Now that the new requirement is coming into force from January 1st 2021, the task of the shipping industry is not only to amend the existing SMS system to cover issues of Cyber Risk management; this is something that easily can be done getting something ready from the self. The main challenge is to assess all identified risks to ships, personnel and the environment and establish appropriate safeguards. It must start with a Hardware inventory on IT and OT systems of the vessel and develop and maintain a register of all critical system hardware on board, including authorized and unauthorized devices on company controlled networks. The SMS should include procedures for maintaining this inventory throughout the operational life of the ship.  Also should develop a Software inventory – Develop and maintain a register of all authorized and unauthorized software running on company controlled software onboard, including version and update status.

The SMS should be updated to include procedures for:

• maintaining this inventory when hardware controlled by the company is replaced
• maintaining this inventory when software controlled by the company is updated or changed
• authorizing the installation of new or upgraded software on hardware controlled by the company
• prevention of installation of unauthorized software, and deletion of such software if identified
• software maintenance

Also the company should develop a Map data flows – Map data flows between critical systems and other equipment / technical systems on board and ashore, including those provided by third parties. Vulnerabilities identified during this process should be recorded and securely retained by the company.
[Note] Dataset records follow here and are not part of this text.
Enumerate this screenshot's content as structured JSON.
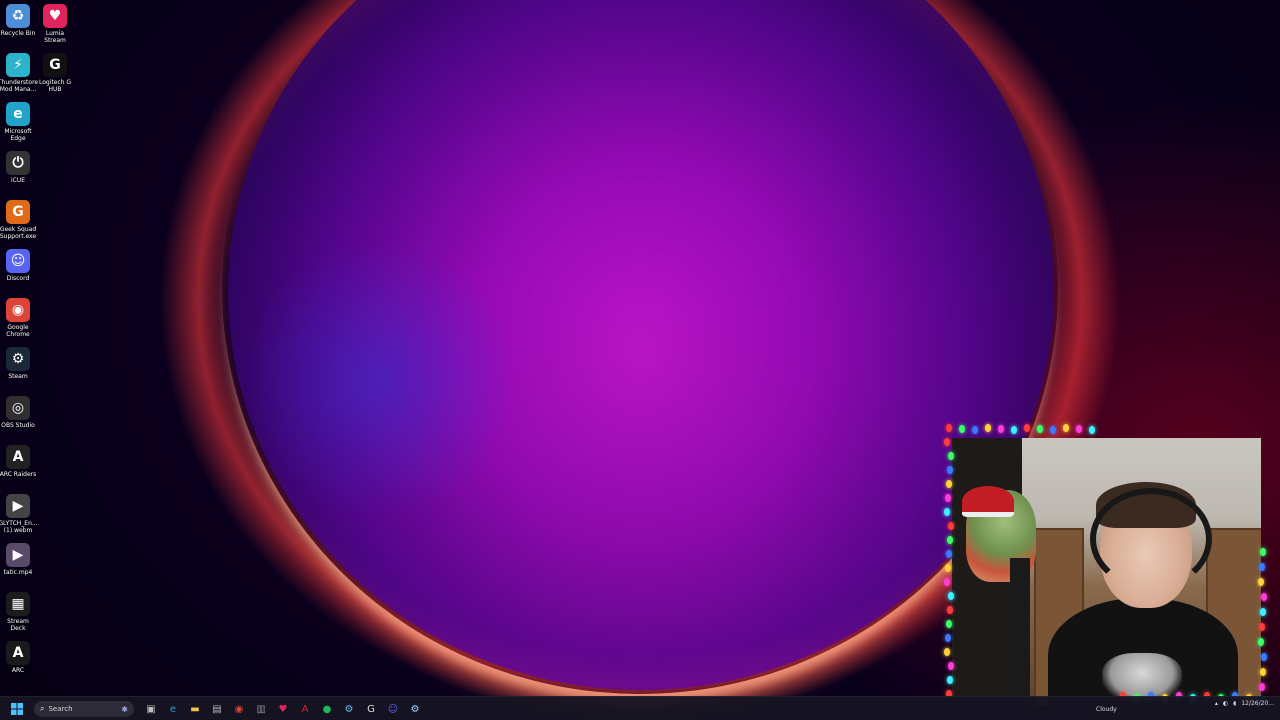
{
  "desktop": {
    "icons_col1": [
      {
        "label": "Recycle Bin",
        "icon": "recycle-bin-icon",
        "color": "#4a8fd6",
        "glyph": "♻"
      },
      {
        "label": "Thunderstore\nMod Mana...",
        "icon": "thunderstore-icon",
        "color": "#2bb3c9",
        "glyph": "⚡"
      },
      {
        "label": "Microsoft\nEdge",
        "icon": "edge-icon",
        "color": "#1fa3c8",
        "glyph": "e"
      },
      {
        "label": "iCUE",
        "icon": "icue-icon",
        "color": "#333333",
        "glyph": "⏻"
      },
      {
        "label": "Geek Squad\nSupport.exe",
        "icon": "geek-squad-icon",
        "color": "#e06a17",
        "glyph": "G"
      },
      {
        "label": "Discord",
        "icon": "discord-icon",
        "color": "#5865f2",
        "glyph": "☺"
      },
      {
        "label": "Google\nChrome",
        "icon": "chrome-icon",
        "color": "#db4437",
        "glyph": "◉"
      },
      {
        "label": "Steam",
        "icon": "steam-icon",
        "color": "#1b2838",
        "glyph": "⚙"
      },
      {
        "label": "OBS Studio",
        "icon": "obs-icon",
        "color": "#302e31",
        "glyph": "◎"
      },
      {
        "label": "ARC Raiders",
        "icon": "arc-raiders-icon",
        "color": "#222222",
        "glyph": "A"
      },
      {
        "label": "GLYTCH_En...\n(1).webm",
        "icon": "video-file-icon",
        "color": "#444444",
        "glyph": "▶"
      },
      {
        "label": "tatic.mp4",
        "icon": "mp4-file-icon",
        "color": "#5a4a6a",
        "glyph": "▶"
      },
      {
        "label": "Stream Deck",
        "icon": "stream-deck-icon",
        "color": "#1c1c1c",
        "glyph": "▦"
      },
      {
        "label": "ARC",
        "icon": "arc-icon",
        "color": "#1a1a1a",
        "glyph": "A"
      }
    ],
    "icons_col2": [
      {
        "label": "Lumia\nStream",
        "icon": "lumia-stream-icon",
        "color": "#e0245e",
        "glyph": "♥"
      },
      {
        "label": "Logitech G\nHUB",
        "icon": "logitech-ghub-icon",
        "color": "#111111",
        "glyph": "G"
      }
    ]
  },
  "taskbar": {
    "search_placeholder": "Search",
    "apps": [
      {
        "icon": "task-view-icon",
        "color": "#bfbfbf",
        "glyph": "▣"
      },
      {
        "icon": "edge-icon",
        "color": "#1fa3c8",
        "glyph": "e"
      },
      {
        "icon": "file-explorer-icon",
        "color": "#f2c14e",
        "glyph": "▬"
      },
      {
        "icon": "store-icon",
        "color": "#bbbbbb",
        "glyph": "▤"
      },
      {
        "icon": "chrome-icon",
        "color": "#db4437",
        "glyph": "◉"
      },
      {
        "icon": "app-icon",
        "color": "#888888",
        "glyph": "▥"
      },
      {
        "icon": "lumia-stream-icon",
        "color": "#e0245e",
        "glyph": "♥"
      },
      {
        "icon": "adobe-icon",
        "color": "#d2202f",
        "glyph": "A"
      },
      {
        "icon": "spotify-icon",
        "color": "#1db954",
        "glyph": "●"
      },
      {
        "icon": "steam-icon",
        "color": "#66c0f4",
        "glyph": "⚙"
      },
      {
        "icon": "logitech-ghub-icon",
        "color": "#dddddd",
        "glyph": "G"
      },
      {
        "icon": "discord-icon",
        "color": "#5865f2",
        "glyph": "☺"
      },
      {
        "icon": "steam-icon",
        "color": "#9fd3ff",
        "glyph": "⚙"
      }
    ],
    "weather": "Cloudy",
    "time": "",
    "date": "12/26/20..."
  }
}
The SMS should be updated to include procedures for:

• maintaining the map of data flows to reflect changes in hardware, software and/or connectivity
• identifying and responding to vulnerabilities introduced when new data flows are created following the installation of new hardware
• reviewing the need for connectivity between critical systems and other OT and IT systems. Such a review should be based on the principle that systems should only be connected where there is a need for the safe and efficient operation of the ship, or to enable planned maintenance
• controlling the use of removable media, access points and the creation of ad-hoc or uncontrolled data flows. This may be achieved by restrictions on the use of removable media and disabling USB and similar ports on critical systems.

All these matters require an in depth analysis an expertise and quite a long time.
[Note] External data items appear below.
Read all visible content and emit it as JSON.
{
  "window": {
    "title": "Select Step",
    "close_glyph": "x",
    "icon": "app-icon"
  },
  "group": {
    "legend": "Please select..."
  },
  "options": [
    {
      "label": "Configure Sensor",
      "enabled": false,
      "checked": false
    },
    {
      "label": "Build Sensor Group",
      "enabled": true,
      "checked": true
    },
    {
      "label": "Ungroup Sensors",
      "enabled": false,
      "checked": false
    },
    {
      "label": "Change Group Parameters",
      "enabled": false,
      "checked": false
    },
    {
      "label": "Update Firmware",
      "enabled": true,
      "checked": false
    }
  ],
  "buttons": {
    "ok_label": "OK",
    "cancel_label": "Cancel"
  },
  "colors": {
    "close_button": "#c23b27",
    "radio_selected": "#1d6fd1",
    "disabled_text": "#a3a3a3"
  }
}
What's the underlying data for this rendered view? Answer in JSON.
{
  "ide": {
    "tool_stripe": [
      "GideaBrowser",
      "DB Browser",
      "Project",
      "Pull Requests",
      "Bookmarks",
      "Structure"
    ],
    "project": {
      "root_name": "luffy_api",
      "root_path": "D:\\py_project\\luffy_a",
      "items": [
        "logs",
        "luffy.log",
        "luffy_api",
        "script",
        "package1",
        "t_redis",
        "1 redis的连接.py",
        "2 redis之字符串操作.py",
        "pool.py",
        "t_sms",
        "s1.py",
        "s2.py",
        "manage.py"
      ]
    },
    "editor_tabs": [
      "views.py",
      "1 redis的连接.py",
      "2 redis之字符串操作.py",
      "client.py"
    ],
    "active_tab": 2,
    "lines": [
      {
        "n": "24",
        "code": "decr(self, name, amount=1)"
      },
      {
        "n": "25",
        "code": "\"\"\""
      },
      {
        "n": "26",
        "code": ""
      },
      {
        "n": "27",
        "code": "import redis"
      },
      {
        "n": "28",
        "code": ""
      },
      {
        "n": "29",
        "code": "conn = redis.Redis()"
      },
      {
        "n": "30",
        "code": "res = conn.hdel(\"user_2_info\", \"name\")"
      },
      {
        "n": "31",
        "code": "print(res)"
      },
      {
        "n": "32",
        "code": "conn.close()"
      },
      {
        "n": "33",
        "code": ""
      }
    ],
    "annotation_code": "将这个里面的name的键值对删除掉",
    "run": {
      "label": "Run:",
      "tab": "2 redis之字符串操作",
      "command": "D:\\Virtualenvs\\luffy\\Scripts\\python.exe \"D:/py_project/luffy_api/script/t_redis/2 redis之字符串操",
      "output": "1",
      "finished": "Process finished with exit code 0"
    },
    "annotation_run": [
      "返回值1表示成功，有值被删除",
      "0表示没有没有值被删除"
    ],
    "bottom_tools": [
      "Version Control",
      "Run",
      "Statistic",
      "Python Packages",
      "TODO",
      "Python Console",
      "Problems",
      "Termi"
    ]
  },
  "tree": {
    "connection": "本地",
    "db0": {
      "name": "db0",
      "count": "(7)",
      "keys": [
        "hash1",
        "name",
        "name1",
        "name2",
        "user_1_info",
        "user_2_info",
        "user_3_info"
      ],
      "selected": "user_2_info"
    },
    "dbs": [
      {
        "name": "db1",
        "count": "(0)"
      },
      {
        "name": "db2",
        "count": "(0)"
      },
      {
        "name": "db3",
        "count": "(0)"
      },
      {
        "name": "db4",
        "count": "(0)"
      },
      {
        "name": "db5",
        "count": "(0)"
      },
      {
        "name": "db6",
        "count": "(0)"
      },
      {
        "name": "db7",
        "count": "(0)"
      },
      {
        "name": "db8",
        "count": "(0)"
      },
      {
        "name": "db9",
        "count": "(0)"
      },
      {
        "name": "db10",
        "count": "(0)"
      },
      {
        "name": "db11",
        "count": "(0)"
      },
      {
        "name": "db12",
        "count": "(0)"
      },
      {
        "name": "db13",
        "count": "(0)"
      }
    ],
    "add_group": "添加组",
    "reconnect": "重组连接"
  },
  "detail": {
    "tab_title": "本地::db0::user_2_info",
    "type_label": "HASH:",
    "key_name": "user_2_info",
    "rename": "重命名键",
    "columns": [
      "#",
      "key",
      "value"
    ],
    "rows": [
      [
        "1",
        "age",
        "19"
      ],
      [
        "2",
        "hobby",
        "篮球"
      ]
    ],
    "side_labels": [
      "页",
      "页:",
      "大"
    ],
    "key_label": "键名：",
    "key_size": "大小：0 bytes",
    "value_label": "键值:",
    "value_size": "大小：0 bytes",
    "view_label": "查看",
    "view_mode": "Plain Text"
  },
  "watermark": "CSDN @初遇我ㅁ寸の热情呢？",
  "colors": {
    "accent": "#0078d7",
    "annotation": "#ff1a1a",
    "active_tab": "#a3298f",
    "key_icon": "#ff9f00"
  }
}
The views presented hereabove are only those of the author and not necessarily those of  SAFETY4SEA and are for information sharing and discussion  purposes only.

Kostas Vlachos, COO, Latsco Shipping Ltd

Kostas Vlachos is Mechanical / Electrical Engineer graduated from Technical University of Athens in 1981. From 1982 to 1996 he served in the Merchant Ships Inspectorate of the Greek Ministry of Merchantile Marine in various positions with the most important that of MARPOL Convention department head and ISM implementation department head. In the same period he was a Member of the Greek delegation in IMO as well as in various EU committees and subcommittees in Maritime Safety Committee and MEPC (Marine Environment Protection Committee). In 1997 he joined the Consolidated Marine Management Inc. as DPA/DMR and as Marine, Safety & Quality Manager.In February 2005 he assumed the duties of the COO/Managing Director of the Company having full control and responsibilities on all activities and departments of the Company. Starting from 1st January 2019, Consolidated Marine Management Inc. has changed its name to Latsco Marine Management Inc. He is a member of ABS, DNV, LRS, technical committees. In 2013, he was elected Chairman of Intertanko Hellenic Mediterranean Panel & Council member. Since 2014 he is a member of the executive committee of Intertanko, and ISTEC member.